The functions summary and anova are used to obtain and print a summary and analysis of variance table of the results. The generic accessor functions coefficients, effects, fitted.values and residuals extract various useful features of the value returned by lm.
An object of class "ilse" is a list containing at least the following components:
beta |
a named vector of coefficients |
hX |
a imputed design matrix |
d.fn |
a nonnegative value, vlaue of relative variation rate of objective function value |
d.par |
a nonnegative value, relative variation rate of estimated parametric vector when algorithm stopped. |
iterations |
a positive integer, iterative times in total. |
residuals |
the residuals, that is response minus fitted values. |
fitted.values |
the fitted mean values. |
inargs |
a list including all input arguments. |
Note
nothing
Author(s)
Wei Liu
References
Huazhen Lin, Wei Liu, & Wei Lan (2021). Regression Analysis with individual-specific patterns of missing covariates. Journal of Business & Economic Statistics, 39(1), 179-188.
See Also
Examples
## exmaple one: include missing value
data(nhanes)
NAlm1 <- ilse(age~., data=nhanes,bw=1,
method = 'Par.cond', k.type='gaussian', verbose = TRUE)
print(NAlm1)
NAlm2 <- ilse(age~., data=nhanes, method = 'Full.cond')
print(NAlm2)
## example two: No missing value
n <- 100
group <- rnorm(n, sd=4)
weight <- 3.2*group + 1.5 + rnorm(n, sd=0.1)
NAlm3 <- ilse(weight~group, data=data.frame(weight=weight, group=group),
intercept = FALSE)
print(NAlm3)
Kernel Function
Description
Different type of kernel functions.
Usage
kern(u, type='epk')
Arguments
u |
a numeric vector, evluated points in kernel funciton. |
type |
a optional character string, specify the type of used kernel functionand support 'epk', 'biweight', 'triangle', 'guassian', 'triweight', 'tricube', 'cosine', 'uniform' in current version, defualt as 'epk'. |
Details
Note that K(u_i)=K(X_i-x_0) where u = (X_1-x_0, ..., X_n-x_0) and K_h(u_i)=1/h*K((X_i-x_0)/h) where h is bandwidth.
Value
Return a numeric vector with length equal to 'u'.
Author(s)
Liu Wei
See Also
KernSmooth package
Examples
library(graphics)
u <- seq(-1,1,by=0.01)
(Ku <- kern(u))
plot(u, Ku, type='l')
# guassian kernel
plot(u, kern(u, type='gaussian'), type ='l')
# cosine kernel
plot(u, Ku <- kern(u, type='cosine'), type ='l')

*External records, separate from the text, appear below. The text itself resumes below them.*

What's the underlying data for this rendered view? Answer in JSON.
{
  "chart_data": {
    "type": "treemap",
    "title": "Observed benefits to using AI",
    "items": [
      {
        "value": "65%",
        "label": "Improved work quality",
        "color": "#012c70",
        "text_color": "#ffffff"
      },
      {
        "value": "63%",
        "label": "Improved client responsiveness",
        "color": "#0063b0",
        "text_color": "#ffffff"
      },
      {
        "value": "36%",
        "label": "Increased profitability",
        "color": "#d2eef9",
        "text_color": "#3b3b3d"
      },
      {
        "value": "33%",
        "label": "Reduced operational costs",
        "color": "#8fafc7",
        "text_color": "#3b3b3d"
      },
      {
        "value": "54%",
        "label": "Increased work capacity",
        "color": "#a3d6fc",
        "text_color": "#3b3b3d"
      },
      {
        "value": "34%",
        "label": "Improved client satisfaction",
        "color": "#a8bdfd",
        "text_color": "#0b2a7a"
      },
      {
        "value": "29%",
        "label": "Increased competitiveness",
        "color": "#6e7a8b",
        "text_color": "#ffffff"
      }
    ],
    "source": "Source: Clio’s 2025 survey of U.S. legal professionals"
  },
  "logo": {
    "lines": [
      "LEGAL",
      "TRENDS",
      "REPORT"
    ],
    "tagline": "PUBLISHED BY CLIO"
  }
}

NHANES example - all variables numerical
Description
A small data set with missing values.
Format
A data frame with 25 observations on the following 4 variables. age: Age group (1=20-39, 2=40-59, 3=60+).
bmi: Body mass index (kg/m**2).
hyp: Hypertensive (1=no,2=yes).
chl: Total serum cholesterol (mg/dL).
Details
A small data set with all numerical variables. The data set nhanes2 is the same data set, but with age and hyp treated as factors.
Source
Schafer, J.L. (1997). Analysis of Incomplete Multivariate Data. London: Chapman & Hall. Table 6.14.
Examples
# example one
data(nhanes)
bw <- 1
ilse(age~., data=nhanes,bw=bw)
Print the Information of FIML or ILSE methods
Description
print method for class "ilse" or class "fiml".
Usage
print(object)
## S3 method for class 'ilse'
print(object)
## S3 method for class 'fiml'
print(object)
Arguments
object |
an object of class "ilse" or "fiml". |
Value
For "ilse", print the basic information of ilse estimation and algorithm and return a list including
beta |
a named vector of coefficients |
Bmat |
a named matrix that summary the estimated beta in every iteration. |
residuals |
the residuals, that is response minus fitted values. |
fitted.values |
the fitted mean values. |
d.fn |
a nonnegative value, vlaue of relative variation rate of objective function value |
d.par |
a nonnegative value, relative variation rate of estimated parametric vector when algorithm stopped. |
K |
a positive integer, iterative times in total. |
For "fiml", print the basic information of fiml estimation and return a list including
beta |
A named vector of coefficients |
iterations |
A positive integer, iterative times in total. |
stop.code |
The stop code returned by nlm. |
See Also
print.lm
Examples
data(nhanes)
NAlm1 <- ilse(age~., data=nhanes)
a <- print(NAlm1)
a
fimllm <- fimlreg(age~., data=nhanes, iterlim= 40)
b <- print(fimllm)
b
Summarizing the inference information for ILSE or FIML methods
Description
summary method for class "ilse" or "fiml".
Usage
summary(object, Nbt=20)
## S3 method for class 'ilse'
summary(object, Nbt=20)
## S3 method for class 'fiml'
summary(object, Nbt=20)
##
Fitted.values(object)
##
Residuals(object)
Arguments
object |
an object of class "ilse". |
Nbt |
an positive integer, the repeated times of bootstrap to eatimate covariance matrix of regression coefficient. |
Value
The function summary.ilse computes and returns a named matrix of summary statistics of the fitted linear model given in object by ILSE or FIML methods. The function Fitted.values return a vector, fitted repsonse vlaues. The function Residuals return a vector, residuals.
See Also
summary.lm fitted.vlaues residuals
Examples
# example one
data(nhanes)
NAlm <- ilse(age~., data=nhanes)
summary(NAlm, Nbt=5)
fimllm <- fimlreg(age~., data=nhanes)
summary(fimllm, Nbt = 5)